Empresário do Banco Master volta a ser detido sob suspeita de fraudes; medidas cautelares anteriores incluem tornozeleira eletrônica

Daniel Vorcaro, do Banco Master, foi preso novamente em nova fase da operação Compliance Zero, após medidas cautelares como tornozeleira eletrônica.
Prisão de Daniel Vorcaro ocorre em nova fase da operação Compliance Zero
A prisão de Daniel Vorcaro, empresário e proprietário do Banco Master, foi efetuada em 4 de março de 2026, dentro da nova fase da operação Compliance Zero, que apura suspeitas de fraudes na instituição financeira. Esta ação segue análise do ministro André Mendonça, do Supremo Tribunal Federal (STF), responsável pela condução atual do caso. Vorcaro já havia sido detido anteriormente em novembro do ano passado e estava submetido a diversas medidas cautelares, entre elas o uso de tornozeleira eletrônica.
Histórico de prisões e medidas cautelares contra Daniel Vorcaro
Em novembro de 2025, durante a primeira fase da operação, Daniel Vorcaro foi preso preventivamente, mas posteriormente liberado mediante imposição de restrições severas. Entre elas, destacam-se a proibição de deixar o país, entrega do passaporte, uso de tornozeleira eletrônica e a proibição de comunicação com outros investigados.
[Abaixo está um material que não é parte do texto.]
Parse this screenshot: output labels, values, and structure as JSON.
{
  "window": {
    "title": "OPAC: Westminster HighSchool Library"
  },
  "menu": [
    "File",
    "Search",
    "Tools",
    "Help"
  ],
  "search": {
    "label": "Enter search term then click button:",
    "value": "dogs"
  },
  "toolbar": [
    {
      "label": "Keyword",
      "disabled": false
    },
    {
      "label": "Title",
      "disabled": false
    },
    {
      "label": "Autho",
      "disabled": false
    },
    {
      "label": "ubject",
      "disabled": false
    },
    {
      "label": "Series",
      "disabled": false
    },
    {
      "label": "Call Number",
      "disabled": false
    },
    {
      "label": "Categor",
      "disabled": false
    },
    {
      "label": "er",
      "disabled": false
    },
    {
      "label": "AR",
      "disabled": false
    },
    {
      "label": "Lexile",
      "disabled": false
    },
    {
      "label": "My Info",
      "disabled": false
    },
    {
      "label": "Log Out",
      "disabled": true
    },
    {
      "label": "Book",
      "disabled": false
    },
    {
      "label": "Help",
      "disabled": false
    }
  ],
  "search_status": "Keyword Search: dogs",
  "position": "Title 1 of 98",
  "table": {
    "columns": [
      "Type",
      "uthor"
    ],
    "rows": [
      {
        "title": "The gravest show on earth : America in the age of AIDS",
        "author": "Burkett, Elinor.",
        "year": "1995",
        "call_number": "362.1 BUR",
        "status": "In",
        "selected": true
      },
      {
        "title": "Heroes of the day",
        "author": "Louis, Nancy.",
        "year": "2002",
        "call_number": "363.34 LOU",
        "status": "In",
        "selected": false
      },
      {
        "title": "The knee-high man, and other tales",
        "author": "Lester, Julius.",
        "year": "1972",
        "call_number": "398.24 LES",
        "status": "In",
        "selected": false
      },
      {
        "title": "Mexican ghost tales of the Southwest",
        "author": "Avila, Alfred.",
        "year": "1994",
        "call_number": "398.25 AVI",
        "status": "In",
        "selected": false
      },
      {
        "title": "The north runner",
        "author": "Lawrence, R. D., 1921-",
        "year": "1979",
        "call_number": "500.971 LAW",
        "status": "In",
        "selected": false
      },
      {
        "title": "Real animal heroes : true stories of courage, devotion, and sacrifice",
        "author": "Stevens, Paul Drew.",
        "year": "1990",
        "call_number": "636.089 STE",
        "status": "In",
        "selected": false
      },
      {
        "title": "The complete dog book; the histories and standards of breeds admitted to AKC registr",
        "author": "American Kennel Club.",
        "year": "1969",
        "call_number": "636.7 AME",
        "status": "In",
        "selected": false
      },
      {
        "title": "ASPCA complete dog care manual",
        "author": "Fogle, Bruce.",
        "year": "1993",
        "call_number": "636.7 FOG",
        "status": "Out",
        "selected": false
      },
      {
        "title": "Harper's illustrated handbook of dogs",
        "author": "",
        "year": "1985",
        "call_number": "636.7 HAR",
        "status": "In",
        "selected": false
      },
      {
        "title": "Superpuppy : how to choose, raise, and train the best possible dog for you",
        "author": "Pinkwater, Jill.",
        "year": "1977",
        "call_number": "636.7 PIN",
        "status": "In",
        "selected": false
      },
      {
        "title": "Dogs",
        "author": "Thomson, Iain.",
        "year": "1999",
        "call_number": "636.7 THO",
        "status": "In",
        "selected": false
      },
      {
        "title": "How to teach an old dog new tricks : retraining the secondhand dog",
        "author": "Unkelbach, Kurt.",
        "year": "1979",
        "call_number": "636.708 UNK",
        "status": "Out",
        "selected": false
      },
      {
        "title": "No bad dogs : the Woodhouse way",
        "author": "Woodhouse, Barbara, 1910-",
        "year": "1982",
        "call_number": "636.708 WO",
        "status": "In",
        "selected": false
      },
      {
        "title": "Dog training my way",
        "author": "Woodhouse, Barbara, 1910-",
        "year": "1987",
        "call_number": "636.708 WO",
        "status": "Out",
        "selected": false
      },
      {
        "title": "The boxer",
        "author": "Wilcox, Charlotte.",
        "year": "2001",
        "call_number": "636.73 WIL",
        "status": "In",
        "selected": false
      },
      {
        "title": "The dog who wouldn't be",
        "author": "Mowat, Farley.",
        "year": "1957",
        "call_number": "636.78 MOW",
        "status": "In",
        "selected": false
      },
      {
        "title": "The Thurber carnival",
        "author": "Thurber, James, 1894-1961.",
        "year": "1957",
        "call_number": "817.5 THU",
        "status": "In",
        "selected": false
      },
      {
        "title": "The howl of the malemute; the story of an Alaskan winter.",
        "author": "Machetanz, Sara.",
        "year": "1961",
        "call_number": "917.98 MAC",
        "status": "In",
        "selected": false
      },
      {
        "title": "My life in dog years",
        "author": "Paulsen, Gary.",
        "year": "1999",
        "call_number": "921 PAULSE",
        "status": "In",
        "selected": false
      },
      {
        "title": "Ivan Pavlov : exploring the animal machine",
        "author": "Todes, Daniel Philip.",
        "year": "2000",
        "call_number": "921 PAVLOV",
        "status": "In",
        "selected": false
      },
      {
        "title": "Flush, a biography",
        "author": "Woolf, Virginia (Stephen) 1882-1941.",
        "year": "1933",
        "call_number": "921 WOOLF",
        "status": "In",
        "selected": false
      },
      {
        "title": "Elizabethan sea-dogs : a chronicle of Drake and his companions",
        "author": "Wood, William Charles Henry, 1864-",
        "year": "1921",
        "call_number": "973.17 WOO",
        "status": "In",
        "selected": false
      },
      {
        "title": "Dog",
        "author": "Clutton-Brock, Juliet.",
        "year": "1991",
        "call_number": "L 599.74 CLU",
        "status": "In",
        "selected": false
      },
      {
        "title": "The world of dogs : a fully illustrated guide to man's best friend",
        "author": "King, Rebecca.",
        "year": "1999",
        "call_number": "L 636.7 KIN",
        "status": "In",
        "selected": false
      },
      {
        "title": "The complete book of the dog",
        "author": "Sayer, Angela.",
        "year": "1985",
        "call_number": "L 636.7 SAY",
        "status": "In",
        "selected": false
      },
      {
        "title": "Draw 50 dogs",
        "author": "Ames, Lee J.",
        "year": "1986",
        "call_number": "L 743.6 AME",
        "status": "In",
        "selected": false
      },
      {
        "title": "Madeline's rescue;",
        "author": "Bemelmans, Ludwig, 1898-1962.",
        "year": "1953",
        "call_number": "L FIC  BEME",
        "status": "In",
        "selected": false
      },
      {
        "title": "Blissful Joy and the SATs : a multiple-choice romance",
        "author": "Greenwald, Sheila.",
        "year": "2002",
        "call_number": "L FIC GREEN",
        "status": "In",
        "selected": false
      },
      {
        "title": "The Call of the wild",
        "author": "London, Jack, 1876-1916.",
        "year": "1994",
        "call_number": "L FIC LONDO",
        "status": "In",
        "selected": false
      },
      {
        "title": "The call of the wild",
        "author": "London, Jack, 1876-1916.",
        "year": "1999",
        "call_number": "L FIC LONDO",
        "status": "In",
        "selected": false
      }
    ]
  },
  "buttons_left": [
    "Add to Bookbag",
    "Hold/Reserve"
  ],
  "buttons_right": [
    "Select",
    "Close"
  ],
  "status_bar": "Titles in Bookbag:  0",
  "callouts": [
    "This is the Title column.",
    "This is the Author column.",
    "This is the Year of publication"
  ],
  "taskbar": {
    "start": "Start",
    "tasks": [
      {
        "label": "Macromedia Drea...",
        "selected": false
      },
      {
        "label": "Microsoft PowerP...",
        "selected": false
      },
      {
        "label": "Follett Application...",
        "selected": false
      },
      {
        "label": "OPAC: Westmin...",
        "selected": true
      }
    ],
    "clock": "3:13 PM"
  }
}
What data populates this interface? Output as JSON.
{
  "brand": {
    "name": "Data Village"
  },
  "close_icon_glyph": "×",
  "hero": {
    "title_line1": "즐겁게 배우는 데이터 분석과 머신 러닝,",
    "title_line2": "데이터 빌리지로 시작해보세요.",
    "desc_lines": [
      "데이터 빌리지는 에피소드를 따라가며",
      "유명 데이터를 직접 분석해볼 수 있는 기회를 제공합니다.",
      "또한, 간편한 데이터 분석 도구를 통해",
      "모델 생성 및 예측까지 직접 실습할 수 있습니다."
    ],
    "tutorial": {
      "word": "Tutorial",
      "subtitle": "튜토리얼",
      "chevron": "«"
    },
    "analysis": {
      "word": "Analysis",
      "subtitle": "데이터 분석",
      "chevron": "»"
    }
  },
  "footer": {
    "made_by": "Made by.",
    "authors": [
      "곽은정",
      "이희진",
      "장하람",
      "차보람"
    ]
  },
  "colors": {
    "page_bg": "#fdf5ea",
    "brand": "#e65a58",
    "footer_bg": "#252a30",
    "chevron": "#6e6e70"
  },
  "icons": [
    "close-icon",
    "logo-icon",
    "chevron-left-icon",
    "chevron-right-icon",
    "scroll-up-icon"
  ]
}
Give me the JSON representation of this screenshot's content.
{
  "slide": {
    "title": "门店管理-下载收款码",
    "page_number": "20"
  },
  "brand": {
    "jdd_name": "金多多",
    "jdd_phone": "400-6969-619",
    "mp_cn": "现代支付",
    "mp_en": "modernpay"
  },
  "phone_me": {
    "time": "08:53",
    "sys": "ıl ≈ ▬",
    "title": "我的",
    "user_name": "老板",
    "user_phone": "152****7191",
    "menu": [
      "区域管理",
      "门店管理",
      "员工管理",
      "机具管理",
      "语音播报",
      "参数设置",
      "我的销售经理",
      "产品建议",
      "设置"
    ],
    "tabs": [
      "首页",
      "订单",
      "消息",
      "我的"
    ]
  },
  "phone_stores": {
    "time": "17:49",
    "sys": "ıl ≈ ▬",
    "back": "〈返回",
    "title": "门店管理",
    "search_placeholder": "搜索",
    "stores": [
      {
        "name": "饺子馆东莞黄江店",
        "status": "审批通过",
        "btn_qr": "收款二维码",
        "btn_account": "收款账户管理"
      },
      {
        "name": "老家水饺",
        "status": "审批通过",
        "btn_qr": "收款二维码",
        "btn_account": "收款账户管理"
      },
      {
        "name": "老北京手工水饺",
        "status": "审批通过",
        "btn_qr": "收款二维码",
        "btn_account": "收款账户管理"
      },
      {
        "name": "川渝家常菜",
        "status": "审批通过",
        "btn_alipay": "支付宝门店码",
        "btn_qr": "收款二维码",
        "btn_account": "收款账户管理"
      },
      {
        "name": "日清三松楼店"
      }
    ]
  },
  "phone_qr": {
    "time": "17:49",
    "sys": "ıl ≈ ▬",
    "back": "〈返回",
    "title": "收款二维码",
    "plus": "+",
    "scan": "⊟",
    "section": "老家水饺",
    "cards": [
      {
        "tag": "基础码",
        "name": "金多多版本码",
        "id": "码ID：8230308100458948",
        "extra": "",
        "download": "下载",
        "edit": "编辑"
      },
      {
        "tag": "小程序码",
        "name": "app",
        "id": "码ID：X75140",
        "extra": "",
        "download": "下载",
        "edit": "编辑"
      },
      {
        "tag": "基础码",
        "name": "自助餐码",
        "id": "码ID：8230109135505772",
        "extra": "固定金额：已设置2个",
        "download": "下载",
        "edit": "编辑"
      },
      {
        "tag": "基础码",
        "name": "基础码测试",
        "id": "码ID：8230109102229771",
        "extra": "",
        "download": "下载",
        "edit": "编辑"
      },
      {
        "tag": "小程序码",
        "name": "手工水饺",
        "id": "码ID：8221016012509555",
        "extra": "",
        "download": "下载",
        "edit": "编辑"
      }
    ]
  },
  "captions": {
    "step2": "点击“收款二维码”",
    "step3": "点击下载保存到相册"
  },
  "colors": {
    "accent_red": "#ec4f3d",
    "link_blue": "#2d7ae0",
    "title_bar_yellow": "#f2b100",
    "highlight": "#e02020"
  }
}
Essas medidas têm como objetivo impedir interferências nas investigações, prevenir destruição de provas e evitar a fuga do empresário.
Impacto da prisão nas investigações e no andamento dos depoimentos no Congresso
A nova ordem de prisão coincide com a expectativa de depoimentos de Vorcaro em comissões do Congresso Nacional, como a Comissão Parlamentar Mista de Inquérito (CPMI) do INSS, a CPI do Crime Organizado e a Comissão de Assuntos Econômicos do Senado. Contudo, o ministro André Mendonça já havia dispensado o empresário de comparecer a essas sessões, o que alterou o andamento das investigações parlamentares e gerou questionamentos sobre a estratégia das autoridades.
Transferência do caso e novas dinâmicas na condução da operação Compliance Zero
Inicialmente, as investigações estavam sob relatoria do ministro Dias Toffoli, que autorizou diversas quebras de sigilos telefônicos e telemáticos de Vorcaro, mesmo diante de pedidos da defesa para revogação dessas medidas. Com a transferência do processo para André Mendonça, observa-se uma mudança na dinâmica das ações e na estratégia jurídica adotada pelas autoridades, refletida na decretação da prisão preventiva do empresário.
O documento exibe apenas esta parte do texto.